General Mills (GIS) remains on the Hedgeye Consumer Staples Best Ideas list as a LONG. Key segments across the company are turning the corner and improving performance. Specifically GIS has figured out the yogurt category, after 3 years of struggling with Greek and losing on the core business, management has turned the Yogurt division into a growth segment. Cereal has obviously been a struggle for all companies participating. Although still down, the trend is looking better, in FY16 we hope to see the switch to Gluten Free Cheerios and other improvement, turn performance around.


Penn National Gaming reported Q2 profit of $16.9 million on Thursday. The company's profit of 19 cents per share beat analysts' expectations.  PENN posted revenue of $701 million in the period, which also beat forecasts.  Shares have climbed 40% since the beginning of the year and 58% over the last 12 months, obviously much higher than the S&P 500. Gaming, Lodging and Leisure Sector Head Todd Jordan was at Penn National Gaming's investor day on July 24th. He will provide a detailed update this week.

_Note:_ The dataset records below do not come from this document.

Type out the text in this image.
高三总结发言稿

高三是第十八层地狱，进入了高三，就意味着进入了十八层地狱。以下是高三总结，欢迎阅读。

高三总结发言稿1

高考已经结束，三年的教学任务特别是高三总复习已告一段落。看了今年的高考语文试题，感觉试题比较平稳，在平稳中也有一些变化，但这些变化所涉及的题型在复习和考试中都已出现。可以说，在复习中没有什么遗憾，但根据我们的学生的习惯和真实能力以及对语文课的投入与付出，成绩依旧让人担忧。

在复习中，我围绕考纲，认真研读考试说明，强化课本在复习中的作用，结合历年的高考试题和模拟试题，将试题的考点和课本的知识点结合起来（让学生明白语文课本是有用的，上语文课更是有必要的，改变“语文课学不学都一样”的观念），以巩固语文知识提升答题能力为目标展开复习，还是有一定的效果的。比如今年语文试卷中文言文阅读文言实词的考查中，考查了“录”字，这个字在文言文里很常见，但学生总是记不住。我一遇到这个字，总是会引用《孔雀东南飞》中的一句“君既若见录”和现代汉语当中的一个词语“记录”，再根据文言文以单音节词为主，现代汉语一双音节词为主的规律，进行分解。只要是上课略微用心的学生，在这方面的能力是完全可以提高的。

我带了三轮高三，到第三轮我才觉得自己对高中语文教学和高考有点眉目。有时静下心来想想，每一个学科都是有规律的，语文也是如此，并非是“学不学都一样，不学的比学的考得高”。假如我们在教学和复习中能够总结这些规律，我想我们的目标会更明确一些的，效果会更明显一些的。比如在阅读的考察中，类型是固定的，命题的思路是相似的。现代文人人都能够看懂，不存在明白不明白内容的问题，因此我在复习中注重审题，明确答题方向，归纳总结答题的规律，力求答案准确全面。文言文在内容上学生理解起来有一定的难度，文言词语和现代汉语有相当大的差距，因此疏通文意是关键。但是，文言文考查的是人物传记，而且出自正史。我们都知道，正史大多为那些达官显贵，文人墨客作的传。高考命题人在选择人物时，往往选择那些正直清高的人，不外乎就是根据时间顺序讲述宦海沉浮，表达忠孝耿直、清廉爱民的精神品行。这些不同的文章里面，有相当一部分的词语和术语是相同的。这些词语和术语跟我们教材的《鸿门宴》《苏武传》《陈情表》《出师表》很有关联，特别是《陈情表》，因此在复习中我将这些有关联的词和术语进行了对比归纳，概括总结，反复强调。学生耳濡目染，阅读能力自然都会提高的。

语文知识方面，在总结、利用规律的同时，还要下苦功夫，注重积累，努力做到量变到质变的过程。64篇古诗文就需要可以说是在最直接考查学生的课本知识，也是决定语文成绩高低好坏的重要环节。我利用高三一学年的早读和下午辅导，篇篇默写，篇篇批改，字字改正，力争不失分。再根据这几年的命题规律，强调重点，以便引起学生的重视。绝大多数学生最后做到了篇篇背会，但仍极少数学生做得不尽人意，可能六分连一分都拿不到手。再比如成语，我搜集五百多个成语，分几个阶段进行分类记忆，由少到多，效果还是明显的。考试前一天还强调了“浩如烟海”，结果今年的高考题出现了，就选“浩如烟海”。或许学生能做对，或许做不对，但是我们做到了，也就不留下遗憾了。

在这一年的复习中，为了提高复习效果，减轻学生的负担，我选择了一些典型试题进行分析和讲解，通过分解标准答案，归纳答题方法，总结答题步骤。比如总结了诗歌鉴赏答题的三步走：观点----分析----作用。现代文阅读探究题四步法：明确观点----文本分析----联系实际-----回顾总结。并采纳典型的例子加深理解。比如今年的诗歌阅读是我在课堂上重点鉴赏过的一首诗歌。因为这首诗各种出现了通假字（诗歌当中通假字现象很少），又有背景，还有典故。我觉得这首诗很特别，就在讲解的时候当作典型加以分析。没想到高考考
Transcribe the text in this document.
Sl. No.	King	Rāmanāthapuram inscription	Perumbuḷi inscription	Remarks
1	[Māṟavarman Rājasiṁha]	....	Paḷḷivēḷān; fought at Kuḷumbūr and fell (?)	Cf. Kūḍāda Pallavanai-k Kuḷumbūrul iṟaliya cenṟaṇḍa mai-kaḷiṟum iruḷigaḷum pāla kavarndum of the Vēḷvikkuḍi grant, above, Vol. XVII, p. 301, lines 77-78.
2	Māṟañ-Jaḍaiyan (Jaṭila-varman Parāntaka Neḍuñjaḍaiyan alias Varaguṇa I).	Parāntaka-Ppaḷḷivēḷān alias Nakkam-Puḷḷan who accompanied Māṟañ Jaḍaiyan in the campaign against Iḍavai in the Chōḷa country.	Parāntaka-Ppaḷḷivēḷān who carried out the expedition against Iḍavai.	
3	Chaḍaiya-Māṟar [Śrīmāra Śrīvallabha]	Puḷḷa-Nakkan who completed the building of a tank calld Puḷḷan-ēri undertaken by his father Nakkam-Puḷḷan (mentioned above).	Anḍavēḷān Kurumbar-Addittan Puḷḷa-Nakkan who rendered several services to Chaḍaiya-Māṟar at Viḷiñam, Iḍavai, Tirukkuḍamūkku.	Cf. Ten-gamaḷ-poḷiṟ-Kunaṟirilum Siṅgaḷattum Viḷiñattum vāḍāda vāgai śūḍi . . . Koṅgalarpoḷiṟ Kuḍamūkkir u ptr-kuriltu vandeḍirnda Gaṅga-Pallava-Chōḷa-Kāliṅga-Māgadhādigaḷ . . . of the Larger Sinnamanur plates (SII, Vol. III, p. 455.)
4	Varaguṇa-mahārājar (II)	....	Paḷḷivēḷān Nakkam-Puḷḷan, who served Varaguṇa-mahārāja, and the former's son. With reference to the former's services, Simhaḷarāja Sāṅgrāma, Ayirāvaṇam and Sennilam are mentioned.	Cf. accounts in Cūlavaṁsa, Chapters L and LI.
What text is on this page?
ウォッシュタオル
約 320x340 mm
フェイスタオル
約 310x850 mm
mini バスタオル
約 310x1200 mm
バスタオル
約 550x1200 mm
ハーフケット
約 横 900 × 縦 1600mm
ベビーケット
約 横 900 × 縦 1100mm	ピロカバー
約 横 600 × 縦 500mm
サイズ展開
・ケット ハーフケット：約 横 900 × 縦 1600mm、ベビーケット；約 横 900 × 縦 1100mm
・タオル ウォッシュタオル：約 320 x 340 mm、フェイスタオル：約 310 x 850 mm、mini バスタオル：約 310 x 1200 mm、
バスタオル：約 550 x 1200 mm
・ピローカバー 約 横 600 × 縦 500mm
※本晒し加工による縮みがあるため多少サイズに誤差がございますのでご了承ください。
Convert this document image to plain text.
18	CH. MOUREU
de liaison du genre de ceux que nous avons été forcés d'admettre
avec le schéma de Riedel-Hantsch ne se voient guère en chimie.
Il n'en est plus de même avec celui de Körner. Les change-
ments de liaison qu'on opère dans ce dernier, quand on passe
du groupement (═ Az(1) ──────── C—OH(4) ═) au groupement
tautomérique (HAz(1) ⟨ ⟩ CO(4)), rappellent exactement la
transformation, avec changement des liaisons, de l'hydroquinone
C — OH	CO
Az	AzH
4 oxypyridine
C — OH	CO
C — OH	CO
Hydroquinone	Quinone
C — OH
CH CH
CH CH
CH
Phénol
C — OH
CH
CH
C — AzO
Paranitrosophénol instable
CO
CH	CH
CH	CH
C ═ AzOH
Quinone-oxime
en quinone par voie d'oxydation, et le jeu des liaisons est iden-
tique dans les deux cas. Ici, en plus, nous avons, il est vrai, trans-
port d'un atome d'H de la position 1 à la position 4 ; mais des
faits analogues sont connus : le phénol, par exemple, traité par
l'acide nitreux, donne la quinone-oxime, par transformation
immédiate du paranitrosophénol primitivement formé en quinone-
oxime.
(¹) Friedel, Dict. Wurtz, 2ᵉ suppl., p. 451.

Those long of #LowerforLonger enjoyed another solid week of 2%+ gains for TLT and EDV. VNQ followed up last week’s gains with a pullback of equal size, but we received a positive sloth of data this week that confirms our long housing theme. A positive housing outlook within a bearish rate environment should be positive for VNQ.

Three for the Road


The @AtlantaFed model has 2Q growth coming in at +2.4% QoQ SAAR -- 10bps below our est. Will @Hedgeye be closest to the pin 2qtrs in a row?